According to experts, on average, for the current quarter the drop in demand will amount to 23-25 million b/d, reducing production to 10 million b/d. the Peak levels of imbalance will fall in April and may, during this period, we may see oil at $10 or even lower. Production should be reduced immediately, not 1 may, the date stipulated by the recent agreement by OPEC+. As for the prospects of the ruble, the weakness towards 100 per dollar, just do not allow Central Bank. Although the exit rate in the corridor of 85-90 is very likely.

“By mid-day April 22, oil quotes slightly “bounced”, — says senior analyst “BKS the Prime Minister” Sergey Suverov. — Market participants expect Stran OPEC+ additional production cuts, which is unlikely. To reverse the current trend of a fall can only be one thing — at least a partial recovery of demand. In these circumstances, the ruble is experiencing serious overload, but holds, thanks to more intensive foreign exchange interventions of the Central Bank and tax period. The Central Bank compensates for market in the fall of Urals oil below $25 per barrel. However, the output of the line 80 to the dollar is real”.

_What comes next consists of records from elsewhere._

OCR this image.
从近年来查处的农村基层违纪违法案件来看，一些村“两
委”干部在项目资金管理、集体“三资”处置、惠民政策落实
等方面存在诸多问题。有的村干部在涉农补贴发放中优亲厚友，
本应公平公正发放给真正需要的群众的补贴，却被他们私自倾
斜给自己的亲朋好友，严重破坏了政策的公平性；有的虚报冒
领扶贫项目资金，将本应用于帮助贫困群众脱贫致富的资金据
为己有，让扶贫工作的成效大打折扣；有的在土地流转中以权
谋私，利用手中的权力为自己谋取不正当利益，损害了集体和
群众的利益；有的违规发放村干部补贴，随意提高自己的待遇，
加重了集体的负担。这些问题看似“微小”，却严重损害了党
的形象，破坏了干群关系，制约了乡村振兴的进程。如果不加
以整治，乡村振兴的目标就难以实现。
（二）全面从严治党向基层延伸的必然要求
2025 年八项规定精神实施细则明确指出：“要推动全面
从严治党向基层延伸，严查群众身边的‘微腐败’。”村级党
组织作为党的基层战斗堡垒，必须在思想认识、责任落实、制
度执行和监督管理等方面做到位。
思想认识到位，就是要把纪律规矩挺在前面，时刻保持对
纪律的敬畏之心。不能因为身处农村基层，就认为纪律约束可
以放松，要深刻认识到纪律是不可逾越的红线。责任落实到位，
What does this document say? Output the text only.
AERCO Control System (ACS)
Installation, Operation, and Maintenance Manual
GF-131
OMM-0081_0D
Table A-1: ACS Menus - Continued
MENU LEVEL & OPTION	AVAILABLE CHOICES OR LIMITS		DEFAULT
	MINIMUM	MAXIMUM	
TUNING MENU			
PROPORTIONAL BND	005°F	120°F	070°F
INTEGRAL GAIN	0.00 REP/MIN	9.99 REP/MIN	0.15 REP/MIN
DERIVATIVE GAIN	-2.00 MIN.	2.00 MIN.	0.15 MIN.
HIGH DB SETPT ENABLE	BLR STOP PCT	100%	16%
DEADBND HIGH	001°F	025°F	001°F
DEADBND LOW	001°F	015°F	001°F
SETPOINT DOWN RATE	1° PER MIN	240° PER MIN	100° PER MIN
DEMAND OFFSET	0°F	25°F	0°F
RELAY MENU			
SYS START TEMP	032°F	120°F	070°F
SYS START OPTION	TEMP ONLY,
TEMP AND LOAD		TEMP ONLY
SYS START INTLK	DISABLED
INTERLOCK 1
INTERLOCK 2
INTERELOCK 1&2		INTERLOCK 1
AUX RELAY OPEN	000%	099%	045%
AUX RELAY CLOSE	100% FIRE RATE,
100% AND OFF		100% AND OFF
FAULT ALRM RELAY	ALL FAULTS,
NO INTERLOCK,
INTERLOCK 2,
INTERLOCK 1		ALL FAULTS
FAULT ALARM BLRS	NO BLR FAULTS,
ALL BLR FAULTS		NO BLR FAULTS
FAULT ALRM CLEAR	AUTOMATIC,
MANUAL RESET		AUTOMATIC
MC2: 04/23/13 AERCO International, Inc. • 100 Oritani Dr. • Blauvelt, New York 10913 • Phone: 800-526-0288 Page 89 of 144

In the next two to three months oil prices continue to fall, and OPEC, neither+ nor Russia can not do anything with these objective circumstances to do, says the former Deputy energy Minister Vladimir Milov. According to him, the situation has been brewing for a long time: for many years, the market operates in a crisis of overproduction. And in April, in the midst of a pandemic coronavirus, the players don’t believe in the new agreement, OPEC+, and gave rise to a paradox, as negative prices. They mean that the supplier pays to the buyer, he agreed to take the goods and store them at home.

Apparently, the resulting incident will long be comprehended by the market. It is difficult to realize that the oil has lost all its meaning, writes the American newspaper the New York Times. When on the roads and in the sky — planes affected by the pandemic, economies will no longer need to consume so much crude oil, I agree the Spanish Pais. Negative prices — the best illustration of the depth of the crisis in the oil sector, sums up the British Financial Times.